In my last letter to you five months ago, I said that I expected to continue writing about matters of historical and contemporary significance. I realize that I haven’t lived up to my own expectations - at least, not yet. Therefore, I ask for your indulgence as I’d like to share a few reflections today.
There seems to be a collective amnesia in America related to the first year of the Covid pandemic. After China informed the world of a disease outbreak on December 31, 2019, Donald Trump’s response consistently was marked by downplaying the threat, inaction or partial measures, confusion, and wildly inaccurate public statements. During those first critical weeks of 2020 leading to confirmation of the first US case, President Trump squandered every opportunity to slow the spread through containment and suppression based on testing, contact tracing, and isolation.

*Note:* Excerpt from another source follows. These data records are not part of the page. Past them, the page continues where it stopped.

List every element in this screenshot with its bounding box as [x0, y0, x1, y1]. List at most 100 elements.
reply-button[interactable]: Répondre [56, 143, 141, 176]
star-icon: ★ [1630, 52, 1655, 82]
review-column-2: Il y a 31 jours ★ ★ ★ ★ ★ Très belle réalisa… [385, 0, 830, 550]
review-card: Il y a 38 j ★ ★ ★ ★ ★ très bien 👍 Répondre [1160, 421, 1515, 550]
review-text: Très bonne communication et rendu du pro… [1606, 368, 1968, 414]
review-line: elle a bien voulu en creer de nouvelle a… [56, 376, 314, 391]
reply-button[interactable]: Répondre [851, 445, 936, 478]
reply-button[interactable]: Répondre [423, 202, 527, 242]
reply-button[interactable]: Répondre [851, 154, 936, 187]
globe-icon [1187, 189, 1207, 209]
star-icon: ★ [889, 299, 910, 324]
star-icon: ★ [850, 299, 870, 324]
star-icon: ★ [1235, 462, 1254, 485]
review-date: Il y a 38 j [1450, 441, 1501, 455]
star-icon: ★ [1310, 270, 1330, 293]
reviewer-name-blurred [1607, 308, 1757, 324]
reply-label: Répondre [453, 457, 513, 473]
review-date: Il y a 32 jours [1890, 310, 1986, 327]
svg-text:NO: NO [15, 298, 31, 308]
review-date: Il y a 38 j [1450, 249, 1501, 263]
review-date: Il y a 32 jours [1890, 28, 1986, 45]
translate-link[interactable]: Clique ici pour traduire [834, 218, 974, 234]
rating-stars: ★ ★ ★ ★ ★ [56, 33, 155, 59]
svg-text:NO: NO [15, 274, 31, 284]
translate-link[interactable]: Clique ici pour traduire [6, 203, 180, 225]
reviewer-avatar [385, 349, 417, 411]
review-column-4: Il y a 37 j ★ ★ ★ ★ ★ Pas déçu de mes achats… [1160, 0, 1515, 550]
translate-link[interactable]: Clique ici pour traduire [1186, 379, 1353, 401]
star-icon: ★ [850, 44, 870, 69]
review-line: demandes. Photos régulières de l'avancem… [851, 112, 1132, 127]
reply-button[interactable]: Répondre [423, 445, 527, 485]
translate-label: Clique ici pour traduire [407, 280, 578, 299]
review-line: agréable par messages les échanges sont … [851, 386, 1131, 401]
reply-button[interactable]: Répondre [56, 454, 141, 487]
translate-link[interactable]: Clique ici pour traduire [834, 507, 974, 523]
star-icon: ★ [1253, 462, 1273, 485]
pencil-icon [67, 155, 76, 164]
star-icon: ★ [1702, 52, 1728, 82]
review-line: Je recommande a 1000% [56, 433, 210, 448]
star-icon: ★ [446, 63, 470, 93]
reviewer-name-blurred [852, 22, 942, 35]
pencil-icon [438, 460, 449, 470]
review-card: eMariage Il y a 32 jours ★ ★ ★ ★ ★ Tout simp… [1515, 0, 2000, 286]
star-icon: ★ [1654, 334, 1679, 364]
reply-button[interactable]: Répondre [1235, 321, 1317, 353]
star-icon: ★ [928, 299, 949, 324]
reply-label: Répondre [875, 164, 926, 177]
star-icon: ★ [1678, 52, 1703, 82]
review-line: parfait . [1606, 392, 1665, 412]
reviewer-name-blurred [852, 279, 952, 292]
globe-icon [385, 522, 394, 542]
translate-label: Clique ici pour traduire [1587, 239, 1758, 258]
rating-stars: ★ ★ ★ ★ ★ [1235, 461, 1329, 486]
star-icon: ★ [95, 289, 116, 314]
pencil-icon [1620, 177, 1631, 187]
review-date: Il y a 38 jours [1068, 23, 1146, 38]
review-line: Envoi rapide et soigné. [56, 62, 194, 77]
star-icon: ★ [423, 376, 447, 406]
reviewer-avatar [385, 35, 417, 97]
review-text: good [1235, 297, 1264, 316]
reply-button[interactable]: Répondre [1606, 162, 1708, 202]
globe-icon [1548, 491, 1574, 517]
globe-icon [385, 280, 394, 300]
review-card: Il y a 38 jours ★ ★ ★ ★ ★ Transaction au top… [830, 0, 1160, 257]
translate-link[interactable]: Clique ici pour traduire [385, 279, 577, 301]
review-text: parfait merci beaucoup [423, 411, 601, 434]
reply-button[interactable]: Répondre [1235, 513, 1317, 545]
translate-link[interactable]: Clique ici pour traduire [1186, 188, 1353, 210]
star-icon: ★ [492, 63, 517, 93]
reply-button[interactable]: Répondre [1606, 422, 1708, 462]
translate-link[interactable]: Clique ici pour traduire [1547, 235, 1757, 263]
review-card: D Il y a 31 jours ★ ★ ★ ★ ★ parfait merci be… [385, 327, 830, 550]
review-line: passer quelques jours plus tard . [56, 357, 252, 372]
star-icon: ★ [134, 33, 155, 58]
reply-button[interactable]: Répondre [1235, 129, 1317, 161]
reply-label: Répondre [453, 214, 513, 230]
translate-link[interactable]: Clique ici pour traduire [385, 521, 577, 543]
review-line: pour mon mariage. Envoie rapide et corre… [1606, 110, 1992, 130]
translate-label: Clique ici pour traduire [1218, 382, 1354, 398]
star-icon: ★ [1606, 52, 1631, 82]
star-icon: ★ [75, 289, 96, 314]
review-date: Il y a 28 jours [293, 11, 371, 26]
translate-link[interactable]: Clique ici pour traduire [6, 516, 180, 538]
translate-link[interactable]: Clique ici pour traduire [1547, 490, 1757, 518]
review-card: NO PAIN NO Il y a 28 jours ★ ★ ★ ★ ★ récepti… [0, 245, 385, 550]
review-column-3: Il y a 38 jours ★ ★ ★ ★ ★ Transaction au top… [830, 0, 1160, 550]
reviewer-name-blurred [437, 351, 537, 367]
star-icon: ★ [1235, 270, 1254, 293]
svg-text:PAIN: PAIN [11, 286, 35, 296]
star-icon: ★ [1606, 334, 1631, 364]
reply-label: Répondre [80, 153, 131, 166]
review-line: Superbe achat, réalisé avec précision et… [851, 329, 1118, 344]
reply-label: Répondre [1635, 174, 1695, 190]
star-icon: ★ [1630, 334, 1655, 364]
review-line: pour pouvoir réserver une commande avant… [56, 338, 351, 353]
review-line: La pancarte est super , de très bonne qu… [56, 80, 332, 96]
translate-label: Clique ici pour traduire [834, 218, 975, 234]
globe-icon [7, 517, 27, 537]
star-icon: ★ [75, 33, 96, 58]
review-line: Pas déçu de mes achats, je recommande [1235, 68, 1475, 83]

From that point forward, his bungled leadership left the US with the worst outbreak in the entire world. By the day he left office on January 20, 2021, the US had accounted for a quarter of the world’s cases (25 million) and a fifth of its deaths (400,000), despite having only 4% of its population. Those percentages remained steady throughout 2020, even as the virus spread across Europe, into South America, from Southeast Asia to India, and throughout Africa.
Now, we know that President Trump secretly sent coveted Covid-19 testing equipment and masks to Vladimir Putin for personal use when they were in short supply in the US, a fact that has been publicly confirmed by the Kremlin. Do you remember when Trump accused New York City hospitals and medical professionals of stealing and selling N95 masks and ventilators in order to divert attention from the absence of a national plan? (https://www.newsweek.com/trump-cuomo-masks-hospital-doctors-stealing-new-york-1494949).
By his words and example, Trump became not a leader but a saboteur of any national effort to combat the pandemic. He publicly undermined his own White House Task Force (“Liberate Michigan”, he said). He subverted our health agencies by installing political operatives to meddle with science (remember Michael Caputo at CDC). He staged unmasked rallies mocking his experts (“people are tired of hearing Fauci and all these idiots”); slowed down testing for political purposes (“So I said to my people, slow the testing down”); and held superspreader events in the Rose Garden and White House. Those actions made clear his intention to infect as many Americans as soon as possible. “Herd mentality”, he called it.
In November 2020, Americans knew Trump’s actions were a colossal failure. Prior to the 2020 election, the Pew Research Center surveyed people from 14 advanced nations and found that 95% of Danish respondents said their country had handled the crisis well. In Australia, the figure was 94%. The U.S. was one of only two countries in the world where a majority believed otherwise.
When President Trump contracted COVID himself in October of that year, he received immediate treatment at the finest medical facilities on Earth. COVID did not kill him, but it surely defeated him at the ballot box. Finally, after his defeat, he fomented a superspreader riot in the U.S. Capitol in an attempt to overthrow the election.
Of all the myriad ways in which Donald Trump failed the American people during the pandemic, perhaps his most lasting legacy was the way he left us deeply divided - by gender, race, education, age and geography. During the last century, this country’s greatest successes have occurred when we were united - defeating fascism, rebuilding Europe after World War II, conquering polio, landing a man on the moon, ending the Cold War, rebounding from 9/11.
Somehow, we must find a way to heal the wounds that separate us today. That begins by listening to one another and remembering the truth.
Thank you for a poignant, sad summary of the Trump administration and legacy--very well summarized!
Thank you for this letter! Many of us remember clearly how Trump behaved during such a painful and uncertain time. He is unfit to lead our great nation.